A diversidade étnica e cultural, a dimensão territorial, a situação econômica e a boa receptividade dos brasileiros aos estrangeiros atraem para o País imigrantes de várias partes do mundo. Grande parte busca no País melhores oportunidades de emprego, educação e melhores condições de vida. Segundo dados da PF (Polícia Federal), hoje vivem no País mais de um milhão e cem mil estrangeiros, entre as mais diferentes categorias previstas em lei, como permanentes, temporários, refugiados, anistiados, asilados e os que vivem nas fronteiras.
No Distrito Federal, o número de estrangeiros que residem aqui é de 17.393, de acordo com dados da PF. Os cinco Estados com maior número de estrangeiros são São Paulo (557.383 mil), Rio de Janeiro (232.413 mil), Paraná (52.468), Rio Grande do Sul (47.844) e Minas Gerais (30.875). O estado com menor número de imigrantes é o Tocantins (788).
No entanto, diferente daqueles estrangeiros que tentam uma vida melhor nos estados brasileiros por se identificarem com a cultura ou por gostarem do País, existe um grupo de imigrantes que luta por uma “vida livre” dentro do Brasil. São os chamados refugiados.
De acordo com o Conare (Comitê Nacional para os Refugiados), ligado ao Ministério da Justiça, pode pedir refúgio no Brasil o indivíduo que sofre, em seu país de origem, perseguição por motivos de raça, religião, nacionalidade, grupo social ou opiniões políticas e que se encontra fora de seu país ou de sua residência habitual e que não possa ou não queira voltar para seu local de origem.

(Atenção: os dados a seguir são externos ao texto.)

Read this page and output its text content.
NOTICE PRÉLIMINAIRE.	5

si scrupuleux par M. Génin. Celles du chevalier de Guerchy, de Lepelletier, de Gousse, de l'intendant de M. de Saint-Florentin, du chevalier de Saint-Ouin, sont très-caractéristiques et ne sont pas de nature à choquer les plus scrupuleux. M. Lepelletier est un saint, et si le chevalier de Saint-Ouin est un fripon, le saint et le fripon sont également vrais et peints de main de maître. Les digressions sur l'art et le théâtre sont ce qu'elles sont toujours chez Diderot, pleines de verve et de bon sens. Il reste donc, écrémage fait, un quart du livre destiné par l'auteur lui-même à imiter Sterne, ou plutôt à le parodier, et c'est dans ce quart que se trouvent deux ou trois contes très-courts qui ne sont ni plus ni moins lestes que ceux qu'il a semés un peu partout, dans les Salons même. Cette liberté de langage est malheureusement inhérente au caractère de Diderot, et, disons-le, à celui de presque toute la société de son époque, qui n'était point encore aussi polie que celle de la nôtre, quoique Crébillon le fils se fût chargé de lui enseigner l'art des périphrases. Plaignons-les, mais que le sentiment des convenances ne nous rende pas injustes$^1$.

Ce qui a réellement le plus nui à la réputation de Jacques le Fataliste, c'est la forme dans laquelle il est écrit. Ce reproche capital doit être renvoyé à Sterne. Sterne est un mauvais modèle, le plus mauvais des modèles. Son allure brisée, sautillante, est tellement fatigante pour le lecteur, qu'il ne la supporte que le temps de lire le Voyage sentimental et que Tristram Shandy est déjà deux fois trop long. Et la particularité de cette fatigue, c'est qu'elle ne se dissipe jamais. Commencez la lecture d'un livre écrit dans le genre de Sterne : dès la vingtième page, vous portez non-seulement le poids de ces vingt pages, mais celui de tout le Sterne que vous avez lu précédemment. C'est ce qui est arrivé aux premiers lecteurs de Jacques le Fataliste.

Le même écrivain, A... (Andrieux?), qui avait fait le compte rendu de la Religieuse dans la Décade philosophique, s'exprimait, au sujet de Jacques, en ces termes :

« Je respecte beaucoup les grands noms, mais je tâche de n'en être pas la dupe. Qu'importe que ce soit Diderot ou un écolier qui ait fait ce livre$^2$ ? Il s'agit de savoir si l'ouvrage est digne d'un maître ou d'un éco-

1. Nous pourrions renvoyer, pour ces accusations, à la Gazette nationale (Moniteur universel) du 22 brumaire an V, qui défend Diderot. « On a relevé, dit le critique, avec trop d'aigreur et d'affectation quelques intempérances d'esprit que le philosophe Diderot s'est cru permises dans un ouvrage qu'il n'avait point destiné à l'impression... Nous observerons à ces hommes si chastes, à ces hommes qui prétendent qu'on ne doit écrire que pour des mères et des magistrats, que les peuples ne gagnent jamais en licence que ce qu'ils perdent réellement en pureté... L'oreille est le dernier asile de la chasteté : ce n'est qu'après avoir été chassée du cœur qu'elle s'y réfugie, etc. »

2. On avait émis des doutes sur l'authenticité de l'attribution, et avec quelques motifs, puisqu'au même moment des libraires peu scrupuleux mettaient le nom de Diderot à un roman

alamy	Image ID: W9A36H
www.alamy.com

Também é concedido refúgio ao cidadão estrangeiro que sofreu, em seu país de origem, grave e generalizada violação de direitos humanos e que, por isso, teve de deixá-lo. Dados do Conare de julho de 2014 mostram que existem no País 6.588 refugiados. As cinco nacionalidades que mais receberam o status de refugiados no Brasil até este período, segundo levantamento do Ministério da Justiça, foram Síria (1.250), Colômbia (1.236), Angola (1.066), República Democrática do Congo (688) e Líbano (391).
O Ministério da Justiça não sabe informar quantos imigrantes, na condição de refugiados, vivem hoje no Distrito Federal. Isso porque, de acordo com o órgão, uma vez concedido o refúgio, o estrangeiro pode viver em qualquer parte do País — o que dificulta esse tipo de levantamento. Mas dados da Polícia Federal apontam que, dos mais de 17 mil estrangeiros que vivem no DF atualmente, 10.200 são permanentes, 7.081 temporários, 66 residentes, 30 vivem na fronteira e quatro provisórios.
Como é o pedido de refúgio
O processo de solicitação de refúgio não é tão simples quanto parece. Primeiro o indivíduo, assim que chega ao Brasil, deve pedir o registro junto à autoridade migratória do Departamento de Polícia Federal nos aeroportos, portos ou na fronteira terrestre por onde ele entra no País.
Depois, o Comitê Nacional para Refugiados, responsável por conceder o pedido, decide em primeira instância sobre a solicitação. Caso seja negada, o estrangeiro pode pedir recurso junto ao Ministério da Justiça no prazo de 15 dias, contados a partir do recebimento da notificação. Se o MJ não conseguir localizar esse estrangeiro para entregar a notificação, a decisão é publicada no Diário Oficial da União e o prazo para contagem de interposição de recurso começa a ser contado. A decisão do Ministério da Justiça é irrecorrível.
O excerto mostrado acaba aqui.